How can this be addressed? India needs a defined and targeted strategy for addressing the mental health needs for LGBTQI++ communities.

It needs a national plan that works at multiple levels with educational institutions, communities, health care providers, mental health professionals, police personnel and even the judiciary to build an understanding of the need for acceptance, non-discrimination and queer mental health issues as also structural challenges these communities face.

In any case, India urgently needs a youth mental health programme, especially in schools, to destigmatise mental health and address the challenge of mental health early.

An integrated plan, which especially targets LGBTQI++ youth and adolescents early, could work in consonance with such a programme and work to build inclusiveness, de-stigmatisation, mental health awareness and self-care skills among its adolescents and youth.

These programmes could include strong components of creating awareness building capacity for self-care and seeking help.

Community building, both by community members themselves and in conjunction with service providers, is an important part of improving the mental health for LGBTQI++ individuals. These act as supportive, safe and educative spaces, access points for healthcare and information on healthy living.
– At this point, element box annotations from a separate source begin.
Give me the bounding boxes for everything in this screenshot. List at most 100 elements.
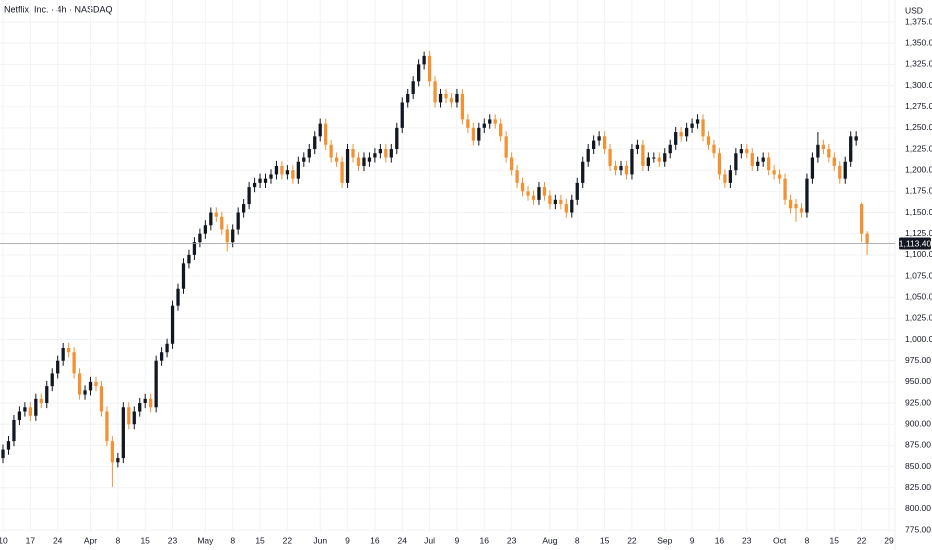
candle-body [23,407,27,412]
candle-body [66,348,71,353]
x-tick-label: 15 [255,535,265,545]
y-tick-label: 1,050.00 [905,291,932,301]
candle-body [116,458,120,463]
candle-body [400,102,404,128]
candle-body [674,132,678,145]
candle-body [56,360,60,374]
y-tick-label: 900.00 [905,418,931,428]
y-tick-label: 1,125.00 [905,228,932,238]
candle-body [274,165,279,175]
candle-body [838,165,842,179]
candle-body [340,161,344,183]
x-tick-label: Oct [773,535,787,545]
candle-body [466,119,470,128]
candle-body [630,149,634,175]
candle-body [329,144,333,158]
candle-body [772,170,776,175]
candle-body [99,386,104,412]
candle-body [477,127,481,141]
candle-body [159,352,164,361]
candle-body [438,93,443,103]
x-tick-label: 9 [690,535,695,545]
candle-body [422,55,426,65]
y-tick-label: 1,300.00 [905,80,932,90]
candle-body [247,187,251,205]
x-tick-label: 15 [600,535,610,545]
candle-body [367,157,372,162]
candle-body [657,157,661,162]
x-tick-label: 15 [830,535,840,545]
candle-body [77,373,82,395]
candle-body [198,233,202,243]
candle-body [373,153,377,158]
x-tick-label: 16 [370,535,380,545]
candle-body [537,187,541,200]
candle-body [575,182,579,200]
candle-body [34,398,38,416]
candle-body [745,149,749,154]
candle-body [859,204,864,234]
candle-body [608,149,612,166]
y-tick-label: 1,025.00 [905,313,932,323]
candle-body [843,161,847,179]
candle-body [307,149,311,158]
x-tick-label: 8 [805,535,810,545]
candle-body [520,182,525,192]
candle-body [280,165,284,175]
candle-body [531,195,536,200]
candle-body [192,242,197,255]
candle-body [460,93,465,120]
candle-body [592,140,596,150]
candle-body [395,127,399,150]
candle-body [351,149,355,158]
candle-body [302,157,306,162]
last-price-box [899,237,931,250]
x-tick-label: 17 [26,535,36,545]
y-tick-label: 925.00 [905,397,931,407]
candle-body [690,123,694,128]
candle-body [586,149,590,162]
candle-body [318,123,322,137]
y-tick-label: 775.00 [905,524,931,534]
candle-body [581,161,585,183]
candle-body [313,136,317,150]
candle-body [285,170,290,175]
candle-body [799,208,804,213]
x-tick-label: 23 [168,535,178,545]
y-tick-label: 1,325.00 [905,59,932,69]
candle-body [236,212,240,230]
candle-body [619,165,623,171]
x-tick-label: May [197,535,214,545]
y-tick-label: 1,100.00 [905,249,932,259]
candle-body [488,119,492,124]
candle-body [777,174,782,179]
x-tick-label: 10 [0,535,8,545]
currency-label: USD [905,5,923,15]
candle-body [597,136,601,141]
candle-body [695,119,700,124]
candle-body [345,149,350,183]
candle-body [553,199,558,205]
x-tick-label: 23 [742,535,752,545]
candle-body [252,182,257,188]
candle-body [493,119,497,124]
candle-body [334,157,339,162]
candle-body [635,144,640,150]
y-tick-label: 1,375.00 [905,16,932,26]
y-tick-label: 1,275.00 [905,101,932,111]
candle-body [646,157,650,166]
candle-body [433,81,437,103]
x-tick-label: 8 [230,535,235,545]
candle-body [526,191,530,196]
candle-body [269,174,273,179]
candle-body [72,352,76,374]
candle-body [783,178,787,200]
candle-body [45,386,49,404]
candle-body [739,149,743,154]
candle-body [83,390,87,395]
candle-body [624,165,629,175]
candle-body [504,136,508,158]
candle-body [258,178,262,183]
x-tick-label: 8 [115,535,120,545]
candle-body [94,381,98,387]
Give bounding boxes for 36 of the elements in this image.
One such project that we have been working on through a participatory methodology has opened a host of issues that LGBTQI++ communities in leading colleges deal with on an ongoing basis. It is critical that such issues are addressed holistically and in an ongoing and sustainable way.

Such programmes hold the revolutionary power to build understanding, address social discrimination, destigmatise mental health and build self-care capacity within these groups. Information is key but capacity building and recognising mental health challenges early is crucial.

These efforts and resources, if initiated early, can normalise gender and sexual diversity and improve the mental health of not just these communities but also society more broadly, thereby reducing discrimination, violence and stigma.

The challenge though is that such programmes are likely to be heavily opposed. This is because we live in an intrinsically heteronormative society that is determined not to change the status quo. They do not wish to allow the future generations to accept themselves, constructing their own identity, and making life choices.

The question before us, then, is if the lives of LGBTQI++ individuals matter. Because if they do, their well-being, their safety and freedom matters too. As does their mental health.

Chapal Mehra is Director, The Rahaat Project, and a Public Health specialist.